The issue will now go to a city committee next Monday and then to council on April 26.
Council’s critical vote will come just four days before the expiration of GO Transit’s offer to purchase the Hammill building complex on Farquhar Street east of Wyndham Street.
Unless council agrees to have the 1890 Cotton Mill building removed from the city’s Municipal Register for Cultural Heritage Properties on April 26, clearing the way for its eventual demolition, GO will let its purchase offer for the Hammill property expire, said GO official Greg Ashbee.
And if this happens, it jeopardizes all of the city’s plans to build a transit terminal on Carden Street this year, with two-thirds of the cost paid by federal and provincial infrastructure stimulus funding.
In order for this project to proceed, VIA Rail has to sell the city some land in front of the train station, which would be turned into bus bays. The land is now used for 45 parking spots for VIA patrons.
However, the meeting was told, VIA won’t sign off on the city’s design for the transit terminal unless vehicle traffic is rerouted south of the tracks –as it would be under GO’s plans for the “Kiss and Ride” lot on the Hammill property.
A refusal of VIA to sign off on the city’s current plan would require a redesign of the transit terminal, and this would mean it couldn’t be built this year, said Ashbee, manager of infrastructure expansion planning at Metrolinx, of which GO Transit is a division.
A motion saying Heritage Guelph wouldn’t object to the delisting and demolition of the Cotton Mill was decisively defeated at the end of a lengthy debate Monday.
Metrolinx-GO had already agreed to preserve the 1866 “Drill Hall” building on the Hammill site, and there had been talk of perhaps preserving the façade of the Cotton Mill facing the tracks. Heritage Guelph members suggested more might be done with the wall, such as attaching a rain shelter for GO patrons. But Ashbee, whose views were supported by city hall staff and consultants, told Monday’s meeting that it wouldn’t be possible to save the façade and still make the “Park and Ride” work well.
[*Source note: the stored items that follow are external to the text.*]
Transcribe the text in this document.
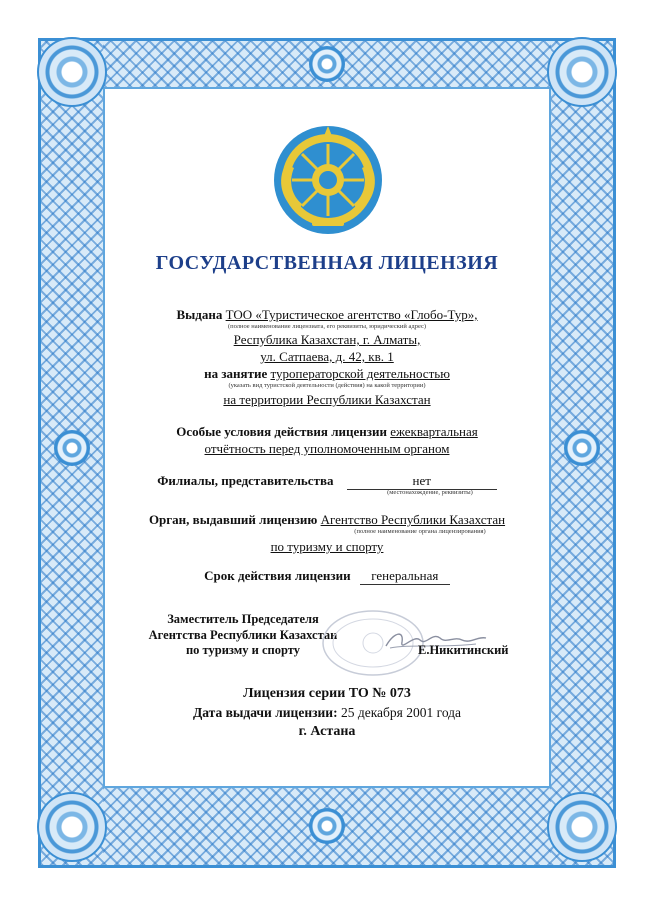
ГОСУДАРСТВЕННАЯ ЛИЦЕНЗИЯ
Выдана ТОО «Туристическое агентство «Глобо-Тур»,
(полное наименование лицензиата, его реквизиты, юридический адрес)
Республика Казахстан, г. Алматы,
ул. Сатпаева, д. 42, кв. 1
на занятие туроператорской деятельностью
(указать вид туристской деятельности (действия) на какой территории)
на территории Республики Казахстан
Особые условия действия лицензии ежеквартальная
отчётность перед уполномоченным органом
Филиалы, представительства	нет
(местонахождение, реквизиты)
Орган, выдавший лицензию Агентство Республики Казахстан
(полное наименование органа лицензирования)
по туризму и спорту
Срок действия лицензии генеральная
Заместитель Председателя
Агентства Республики Казахстан
по туризму и спорту	Е.Никитинский
Лицензия серии ТО № 073
Дата выдачи лицензии: 25 декабря 2001 года
г. Астана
Coun. Leanne Piper, council’s representative on Heritage Guelph, voted with the majority of Heritage Guelph members when the issue came to a vote Monday. However, she indicated she might well vote differently when the issue comes to council. While the greater good is probably served by demolishing the Cotton Mill, serving the greater good is the role of city council, not of Heritage Guelph, Piper said. “The whole greater good is council’s role, not this committee’s,” she said.
If GO can’t build the sort of “Kiss and Ride” it wants south of the tracks, it has indicated it will probably abandon its long-term plans to have its station downtown. Instead, the train station could go south of the Silvercreek- Paisley intersection.